Résumé des épisodes précédents : au début du 19ème siècle, Edmond Dantès est condamné à tort à la prison, pris à son corps défendant dans la trame d'un vaste complot parisiano-marseillais, privé de son mariage et de l'amour. Il passe 17 ans en prison dans une geôle du château d'If, c'est à dire dans quelque chose qui ressemble à l'enfer de Dante. Une fois sortie de prison, Dantès devient le Comte de Monte Cristo, qui ne respire, ne vit ou ne parle que pour une chose et une chose seulement : la vengeance.

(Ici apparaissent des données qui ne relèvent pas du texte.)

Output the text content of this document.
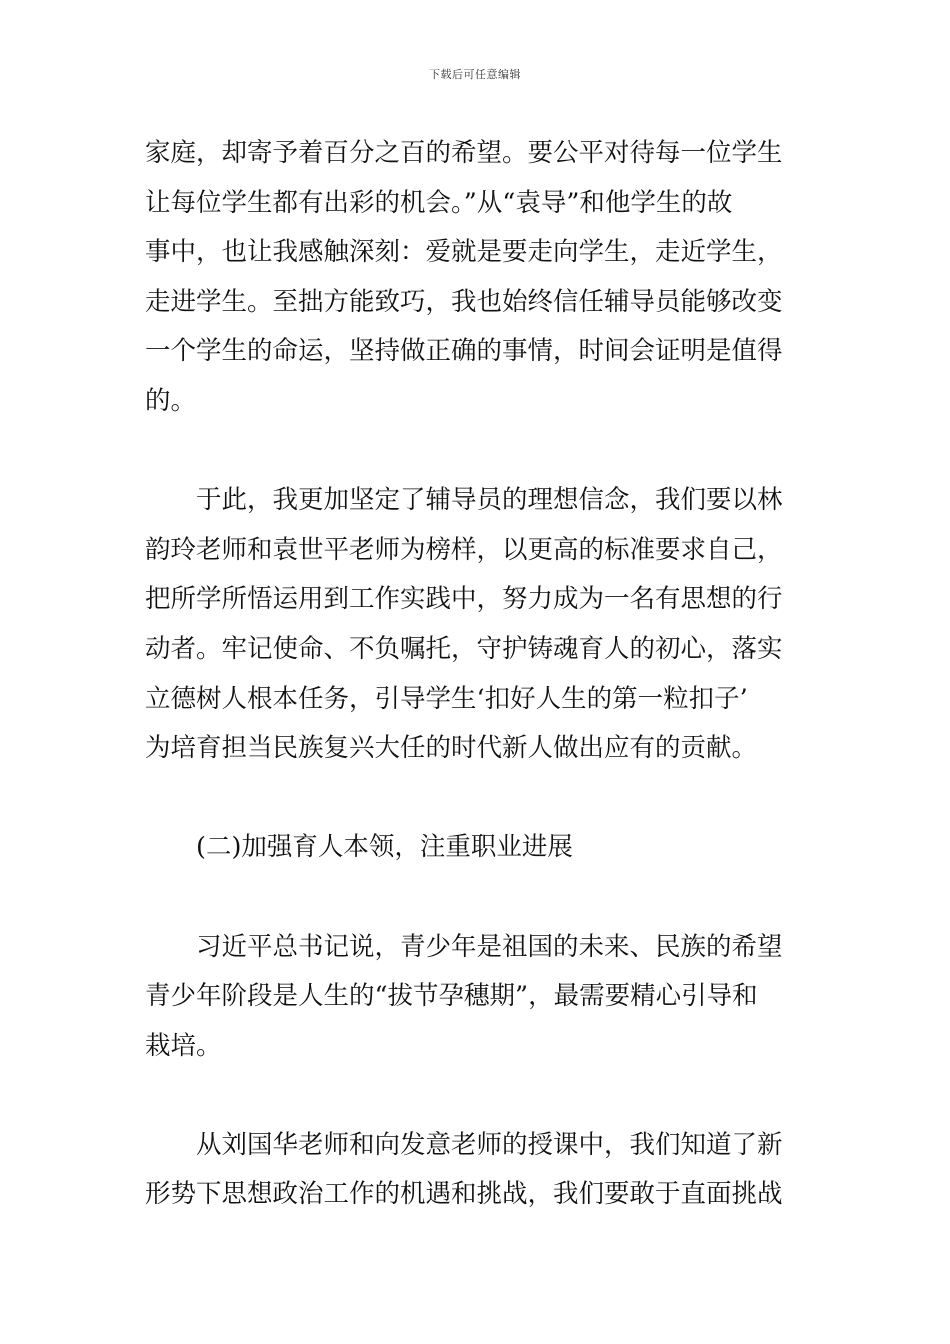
下载后可任意编辑
家庭，却寄予着百分之百的希望。要公平对待每一位学生
让每位学生都有出彩的机会。”从“袁导”和他学生的故
事中，也让我感触深刻：爱就是要走向学生，走近学生，
走进学生。至拙方能致巧，我也始终信任辅导员能够改变
一个学生的命运，坚持做正确的事情，时间会证明是值得
的。
　　于此，我更加坚定了辅导员的理想信念，我们要以林
韵玲老师和袁世平老师为榜样，以更高的标准要求自己，
把所学所悟运用到工作实践中，努力成为一名有思想的行
动者。牢记使命、不负嘱托，守护铸魂育人的初心，落实
立德树人根本任务，引导学生‘扣好人生的第一粒扣子’
为培育担当民族复兴大任的时代新人做出应有的贡献。
　　(二)加强育人本领，注重职业进展
　　习近平总书记说，青少年是祖国的未来、民族的希望
青少年阶段是人生的“拔节孕穗期”，最需要精心引导和
栽培。
　　从刘国华老师和向发意老师的授课中，我们知道了新
形势下思想政治工作的机遇和挑战，我们要敢于直面挑战
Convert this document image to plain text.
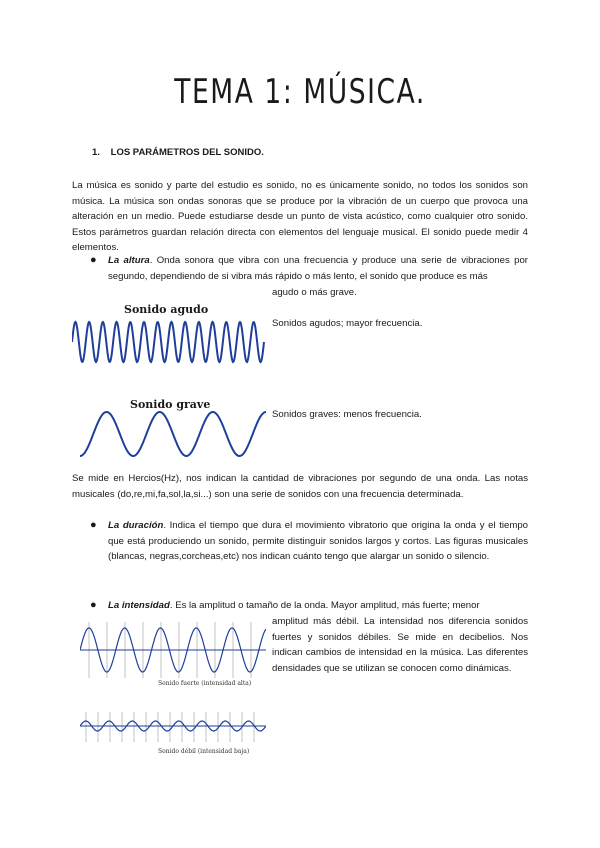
TEMA 1: MÚSICA.
1. LOS PARÁMETROS DEL SONIDO.
La música es sonido y parte del estudio es sonido, no es únicamente sonido, no todos los sonidos son música. La música son ondas sonoras que se produce por la vibración de un cuerpo que provoca una alteración en un medio. Puede estudiarse desde un punto de vista acústico, como cualquier otro sonido. Estos parámetros guardan relación directa con elementos del lenguaje musical. El sonido puede medir 4 elementos.
● La altura. Onda sonora que vibra con una frecuencia y produce una serie de vibraciones por segundo, dependiendo de si vibra más rápido o más lento, el sonido que produce es más
agudo o más grave.
Sonido agudo
Sonidos agudos; mayor frecuencia.
Sonido grave
Sonidos graves: menos frecuencia.
Se mide en Hercios(Hz), nos indican la cantidad de vibraciones por segundo de una onda. Las notas musicales (do,re,mi,fa,sol,la,si...) son una serie de sonidos con una frecuencia determinada.
● La duración. Indica el tiempo que dura el movimiento vibratorio que origina la onda y el tiempo que está produciendo un sonido, permite distinguir sonidos largos y cortos. Las figuras musicales (blancas, negras,corcheas,etc) nos indican cuánto tengo que alargar un sonido o silencio.
● La intensidad. Es la amplitud o tamaño de la onda. Mayor amplitud, más fuerte; menor
amplitud más débil. La intensidad nos diferencia sonidos fuertes y sonidos débiles. Se mide en decibelios. Nos indican cambios de intensidad en la música. Las diferentes densidades que se utilizan se conocen como dinámicas.
Sonido fuerte (intensidad alta)
Sonido débil (intensidad baja)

C'est l'histoire du roman d'Alexandre Dumas publié en feuilleton dans le Journal des Débats à partir de l'année 1844, et qui rencontre un succès tonnant. Dans le chapitre 39, qui nous intéresse aujourd’hui, des jeunes hommes parisiens s'apprêtent à recevoir le Comte de Monte-Cristo qui leur apparait d'emblée comme une figure légendaire. Extrait :
- Il mange donc, votre homme extraordinaire ?
- Ma foi, s’il mange, c’est si peu, que ce n’est point la peine d’en parler.
- Vous verrez que c’est un vampire.
- Riez si vous voulez. C’était l’opinion de la comtesse G…, qui, comme vous le savez, a connu Lord Ruthwen.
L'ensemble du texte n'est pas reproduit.